Because of this, Lamont was, as a researcher, interested in how did the various magician witnesses were able to substitute a regular game of balance with an incredible trick with Indian rope. Along with an English psychologist Richard Wiseman, he assumed that there is a connection between a sensationalism of a story and the time that elapsed between events and reports of it. In other words, the researchers started from the fact that telling of a witness becomes more astonishing as time goes on.

They gathered all attestations that they found in books, studies and newspaper articles: total 48 of them. They eliminated all recounting of hearsay, as well as documents which do not indicate year of the event or did not contain detailed descriptions. The remaining evidences - they counted 21 - were divided into five groups, according to the degree of sensationalism. Their conclusion, for the umpteenth time, confirmed the assumption of extreme unreliability of memory regarding the magic performances. Witnesses from the documents that they found had actually seen people standing on a pole, but as the years passed, they added to their description elements from what they had read or heard from stories. And, what a surprise: from the thirties and onwards there was no one who claimed that he saw the climbing a rope trick.

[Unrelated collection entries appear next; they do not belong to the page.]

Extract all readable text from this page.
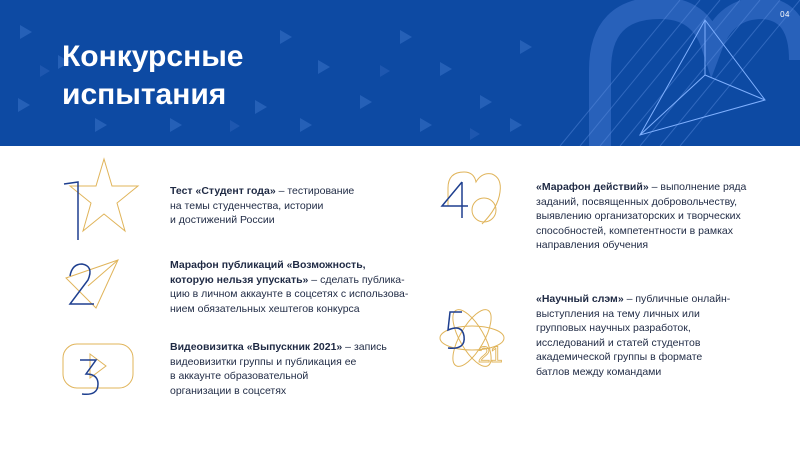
04
Конкурсные
испытания
21
Тест «Студент года» – тестирование
на темы студенчества, истории
и достижений России
Марафон публикаций «Возможность,
которую нельзя упускать» – сделать публика-
цию в личном аккаунте в соцсетях с использова-
нием обязательных хештегов конкурса
Видеовизитка «Выпускник 2021» – запись
видеовизитки группы и публикация ее
в аккаунте образовательной
организации в соцсетях
«Марафон действий» – выполнение ряда
заданий, посвященных добровольчеству,
выявлению организаторских и творческих
способностей, компетентности в рамках
направления обучения
«Научный слэм» – публичные онлайн-
выступления на тему личных или
групповых научных разработок,
исследований и статей студентов
академической группы в формате
батлов между командами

The real secret of the show with an Indian rope is in our head and there it withstands time. Our mind mixes real events we witnessed and legends we heard, creating in this way a compelling story. It never happened, but it is nevertheless convincing and exciting.

There is more ;)

In the late 19th and early 20th century the performance with the Indian rope has become so popular that some magicians began to consider it a threat to their profession. It seemed to them that the Indian illusionists were far more skilled than their colleagues from the West, and the most prominent among them started climbing to discover what the trick is. They even went to India to examine the gurus and fakirs, apparently without success. Then they tried to perform this trick in the theater, with weights that they themselves invented. Unfortunately, no one succeeded: one thing was to hear stories about this art, and completely other to try to perform it in an entirely different environment, such is the stage.

Because of this, for magicians the trick with Indian rope is even today "the greatest illusion ever conceived in the world," though never carried out. Nor it can be grasped, experts in this field say: it is like the Holy Grail in the magician’s world.